2) Social role confusion: we have begun to transform – again, for we are always transforming – the social roles each family member has, in particular parents. The problem is that when today’s dads look at role models of fathers, those role models don’t compare to what fathers are expected to do today. This is why it requires a lot of serious thinking for dads, because they don’t see themselves as caregivers in the same way they might remember their own fathers in that role.

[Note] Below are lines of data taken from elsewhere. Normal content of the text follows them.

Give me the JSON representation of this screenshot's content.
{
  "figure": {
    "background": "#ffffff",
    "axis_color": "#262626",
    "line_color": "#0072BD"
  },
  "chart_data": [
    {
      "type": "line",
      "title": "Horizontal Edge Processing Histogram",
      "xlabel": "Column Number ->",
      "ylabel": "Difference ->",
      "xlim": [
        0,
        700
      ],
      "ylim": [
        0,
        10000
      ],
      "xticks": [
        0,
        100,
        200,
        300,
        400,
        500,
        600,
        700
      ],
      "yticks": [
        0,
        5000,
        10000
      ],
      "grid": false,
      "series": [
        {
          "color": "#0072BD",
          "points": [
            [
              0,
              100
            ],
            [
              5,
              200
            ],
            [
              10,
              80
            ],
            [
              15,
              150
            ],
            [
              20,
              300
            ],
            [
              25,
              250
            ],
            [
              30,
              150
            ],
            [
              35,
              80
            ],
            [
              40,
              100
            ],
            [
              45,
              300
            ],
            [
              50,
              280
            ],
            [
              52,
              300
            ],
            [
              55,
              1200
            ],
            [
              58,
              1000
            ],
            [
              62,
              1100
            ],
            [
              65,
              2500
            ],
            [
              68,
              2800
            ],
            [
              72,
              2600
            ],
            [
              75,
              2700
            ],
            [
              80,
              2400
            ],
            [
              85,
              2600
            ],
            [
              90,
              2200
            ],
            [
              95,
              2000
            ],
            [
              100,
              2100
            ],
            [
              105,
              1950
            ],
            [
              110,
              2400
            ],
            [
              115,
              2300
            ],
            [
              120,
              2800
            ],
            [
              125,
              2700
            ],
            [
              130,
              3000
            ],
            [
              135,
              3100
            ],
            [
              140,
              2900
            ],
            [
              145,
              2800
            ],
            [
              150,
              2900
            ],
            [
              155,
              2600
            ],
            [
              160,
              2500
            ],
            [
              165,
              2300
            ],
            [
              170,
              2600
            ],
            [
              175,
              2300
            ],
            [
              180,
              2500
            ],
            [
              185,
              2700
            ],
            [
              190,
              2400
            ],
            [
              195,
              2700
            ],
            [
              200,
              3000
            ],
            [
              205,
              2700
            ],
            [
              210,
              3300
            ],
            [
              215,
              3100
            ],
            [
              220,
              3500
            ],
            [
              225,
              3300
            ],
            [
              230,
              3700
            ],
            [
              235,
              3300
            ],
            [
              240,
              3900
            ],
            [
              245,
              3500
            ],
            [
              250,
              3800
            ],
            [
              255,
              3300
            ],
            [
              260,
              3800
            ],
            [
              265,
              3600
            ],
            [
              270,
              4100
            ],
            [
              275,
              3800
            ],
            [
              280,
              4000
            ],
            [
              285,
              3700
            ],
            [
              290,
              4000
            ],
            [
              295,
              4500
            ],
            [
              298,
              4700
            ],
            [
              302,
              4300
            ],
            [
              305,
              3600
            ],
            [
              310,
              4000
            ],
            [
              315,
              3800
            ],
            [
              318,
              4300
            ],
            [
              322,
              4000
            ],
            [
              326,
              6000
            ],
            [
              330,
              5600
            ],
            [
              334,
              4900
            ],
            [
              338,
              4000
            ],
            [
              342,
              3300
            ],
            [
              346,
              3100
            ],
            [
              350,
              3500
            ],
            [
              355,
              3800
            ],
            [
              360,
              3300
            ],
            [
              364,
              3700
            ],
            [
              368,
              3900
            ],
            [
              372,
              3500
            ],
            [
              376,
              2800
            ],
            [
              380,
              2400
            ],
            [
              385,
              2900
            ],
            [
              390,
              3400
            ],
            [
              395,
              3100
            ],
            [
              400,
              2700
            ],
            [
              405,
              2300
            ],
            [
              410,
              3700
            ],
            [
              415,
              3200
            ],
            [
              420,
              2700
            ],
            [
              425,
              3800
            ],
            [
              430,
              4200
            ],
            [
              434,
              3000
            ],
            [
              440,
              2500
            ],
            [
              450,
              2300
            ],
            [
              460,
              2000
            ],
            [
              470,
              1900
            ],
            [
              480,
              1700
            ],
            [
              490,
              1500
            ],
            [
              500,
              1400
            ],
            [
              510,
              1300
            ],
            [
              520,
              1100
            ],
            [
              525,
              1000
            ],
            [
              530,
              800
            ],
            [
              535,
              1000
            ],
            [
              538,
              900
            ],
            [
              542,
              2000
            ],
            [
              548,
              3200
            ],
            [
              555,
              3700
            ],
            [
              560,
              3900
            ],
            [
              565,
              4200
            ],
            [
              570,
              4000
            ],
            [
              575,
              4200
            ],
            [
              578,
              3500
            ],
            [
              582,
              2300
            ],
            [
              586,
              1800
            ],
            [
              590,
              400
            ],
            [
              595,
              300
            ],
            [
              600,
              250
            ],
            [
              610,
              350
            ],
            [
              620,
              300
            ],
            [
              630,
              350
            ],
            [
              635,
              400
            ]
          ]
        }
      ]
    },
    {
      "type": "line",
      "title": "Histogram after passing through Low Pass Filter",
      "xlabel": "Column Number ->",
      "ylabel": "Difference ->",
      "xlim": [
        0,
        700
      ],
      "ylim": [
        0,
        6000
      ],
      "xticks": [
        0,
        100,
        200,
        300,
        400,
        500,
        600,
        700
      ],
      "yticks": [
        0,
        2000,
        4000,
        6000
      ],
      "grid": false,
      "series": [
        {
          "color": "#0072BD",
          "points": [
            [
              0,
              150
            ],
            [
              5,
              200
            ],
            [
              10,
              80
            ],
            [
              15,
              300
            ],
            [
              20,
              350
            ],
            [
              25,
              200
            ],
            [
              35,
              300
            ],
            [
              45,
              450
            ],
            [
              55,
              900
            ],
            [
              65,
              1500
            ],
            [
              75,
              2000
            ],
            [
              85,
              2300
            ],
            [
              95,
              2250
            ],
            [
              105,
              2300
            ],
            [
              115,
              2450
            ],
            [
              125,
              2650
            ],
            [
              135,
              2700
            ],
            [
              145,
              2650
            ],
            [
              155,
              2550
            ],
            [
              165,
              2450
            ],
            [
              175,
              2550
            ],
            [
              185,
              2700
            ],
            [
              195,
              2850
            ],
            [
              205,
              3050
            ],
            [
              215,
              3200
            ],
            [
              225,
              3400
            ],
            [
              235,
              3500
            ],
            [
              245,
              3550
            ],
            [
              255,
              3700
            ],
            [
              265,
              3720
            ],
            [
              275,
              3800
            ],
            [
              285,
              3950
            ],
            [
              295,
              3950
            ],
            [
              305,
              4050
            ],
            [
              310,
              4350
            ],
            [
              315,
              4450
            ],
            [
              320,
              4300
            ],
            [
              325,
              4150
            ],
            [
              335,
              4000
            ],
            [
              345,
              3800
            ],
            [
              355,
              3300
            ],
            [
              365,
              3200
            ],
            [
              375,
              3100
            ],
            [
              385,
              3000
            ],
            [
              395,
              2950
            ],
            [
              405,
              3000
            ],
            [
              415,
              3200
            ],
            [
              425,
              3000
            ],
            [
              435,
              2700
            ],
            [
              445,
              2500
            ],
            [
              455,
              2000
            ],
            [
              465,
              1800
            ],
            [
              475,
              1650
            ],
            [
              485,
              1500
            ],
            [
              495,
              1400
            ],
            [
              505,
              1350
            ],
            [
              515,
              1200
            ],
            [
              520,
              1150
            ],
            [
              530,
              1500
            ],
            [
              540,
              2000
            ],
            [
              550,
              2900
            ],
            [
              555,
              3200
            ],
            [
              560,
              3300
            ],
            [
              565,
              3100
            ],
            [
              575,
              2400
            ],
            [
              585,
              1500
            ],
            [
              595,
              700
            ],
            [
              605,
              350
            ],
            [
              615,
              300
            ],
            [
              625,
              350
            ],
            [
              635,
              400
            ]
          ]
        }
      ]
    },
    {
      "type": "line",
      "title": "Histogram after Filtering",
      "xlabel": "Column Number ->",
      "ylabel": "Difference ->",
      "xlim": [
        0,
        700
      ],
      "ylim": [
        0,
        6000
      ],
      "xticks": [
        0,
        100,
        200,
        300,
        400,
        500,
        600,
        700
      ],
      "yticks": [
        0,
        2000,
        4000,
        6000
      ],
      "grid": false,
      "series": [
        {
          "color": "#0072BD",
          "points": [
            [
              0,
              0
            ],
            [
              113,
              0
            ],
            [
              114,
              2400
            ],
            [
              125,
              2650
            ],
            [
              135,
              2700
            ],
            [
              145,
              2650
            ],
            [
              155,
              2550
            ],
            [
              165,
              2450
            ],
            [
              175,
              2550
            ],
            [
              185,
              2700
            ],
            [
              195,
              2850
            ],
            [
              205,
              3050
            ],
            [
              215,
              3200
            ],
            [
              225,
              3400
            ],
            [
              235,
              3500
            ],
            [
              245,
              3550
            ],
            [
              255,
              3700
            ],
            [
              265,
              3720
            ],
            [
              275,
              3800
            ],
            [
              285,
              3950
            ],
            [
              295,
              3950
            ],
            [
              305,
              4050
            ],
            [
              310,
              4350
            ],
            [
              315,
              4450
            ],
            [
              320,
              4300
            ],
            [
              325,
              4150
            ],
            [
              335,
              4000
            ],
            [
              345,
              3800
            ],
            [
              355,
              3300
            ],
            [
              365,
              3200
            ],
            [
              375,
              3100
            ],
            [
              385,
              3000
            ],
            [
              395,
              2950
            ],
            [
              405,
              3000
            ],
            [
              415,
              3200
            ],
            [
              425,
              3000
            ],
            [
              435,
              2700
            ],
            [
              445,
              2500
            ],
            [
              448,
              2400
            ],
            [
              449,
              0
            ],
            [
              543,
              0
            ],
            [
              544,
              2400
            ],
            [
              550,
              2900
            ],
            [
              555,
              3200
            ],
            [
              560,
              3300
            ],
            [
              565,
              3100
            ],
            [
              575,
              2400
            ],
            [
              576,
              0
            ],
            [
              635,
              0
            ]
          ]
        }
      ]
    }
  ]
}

3) Powerlessness: the economic changes and social changes can lead to a sense of powerlessness, a lack of control over one’s life. Of course, most people don’t have a lot of control over their lives, when they really stop and think about it, but we generally tend to think that we get along well enough on a day-to-day basis. But all sorts of events have shown us that we are completely at the mercy of random fate. Think of it this way: four or five or six hundred years ago, there might have been a terrible storm or tsunami that wiped out as many lives as more recent natural disasters, but if it did not happen in our geographical region, we might not ever know about it. Our media-saturated culture gives us so much information that we learn more about the wrath of nature, the hatred of extremist groups, the greed of corporate thieves. These things have existed in many ways for a long time, but we can see it close-up on our screens. This can be important and even empowering, as the Civil Rights movement showed in the fifties and sixties, but often it leads to a sense of despair. This is true for all of us, of course, and I would add that a post-Sept 11 world feels a lot less stable to us, for many reasons. How can I raise my children in a world like this, dads ask. A classmate of mine speculated about this in an editorial column he writes for the local paper. While his final words reflected the miracle of the birth of his young son, the realities of everyday life make it hard to sustain that determination. And a sense of powerlessness can lead to all kinds of reactions, from catatonia to, well, joining extremist groups.
If you read the Mental Health blog, I’m sure you’ll find a lot of useful resources, and the general information about depression and bipolar disorder (what used to be called “manic depression” – somehow I can’t imagine Hendrix writing a song called “bipolar disorder,” Talking Heads maybe…) is important. I just sometimes wonder if anyone is doing more research on fathers and how they cope with depression.